Dann endlich meldete sich Johnstones Sohn. Er sagte, dass er sich in der SMS vertippt habe und teilte mir den richtigen Namen der Straße mit. Ich gab es an die Menge weiter, die die Nachricht mit einem kollektiven Aufatmen vernahm.
Shakespeare im Pub
Ähnlich verhielt es sich, als ich Fans beider Lager anschrieb, um über das traditionsreiche Spiel zu sprechen. Na klar, war die Rückmeldung. Doch ich müsse unbedingt auch mit der Reporterlegende Archie Macpherson sprechen, hier die Nummer. Und Jodi könne noch viel dazu sagen, hier die Nummer. Und Jodi empfahl, die Spielerlegende Bertie Auld anzurufen. Hier die Nummer. Du musst mit Jeff sprechen, Jeff sagte, ich müsse unbedingt mit Gerry sprechen, einem Dokumentarfilmer. Irgendwann hatte ich so viele Nummern, Namen und Geschichten beisammen, dass ich ein Verzeichnis aufstellen musste.

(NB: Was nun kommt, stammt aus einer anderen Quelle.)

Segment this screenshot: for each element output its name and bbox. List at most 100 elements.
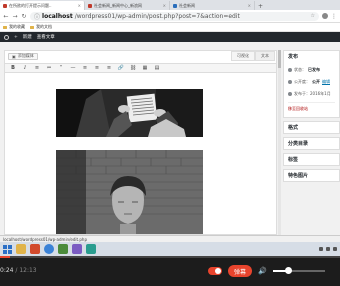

Es lief wunderbar, doch die Sache hatte tatsächlich einen Haken. Für den die Glasgower aber nichts konnten, oder eben doch. Der Haken war: die Sprache. Ich war in der irrigen Annahme nach Schottland gereist, mit bisherigen Englischkenntnissen würden die Interviews schon problemlos zu meistern sein. Ich traf Robert Marshall, den Besitzer des Rangers-Pubs gegenüber des Ibrox. An manchen Stellen fragte ich nach, ein‑, zwei‑, oder dreimal.
Doch es wurde schwierig, schottisch wirkte wie bayrisch. Als ich wieder in der Redaktion war, spulte ich eine Stelle des Gesprächs auf dem Diktiergerät ungelogen 15-mal vor und zurück, befragte Kollegen. Dann rief ich Marshall noch mal an und schrieb ihm eine Mail. Erst dann wurde mir klar, dass er die Situation der Fans mit Shakespeare und Bezügen auf Karl Martell erklärt hatte.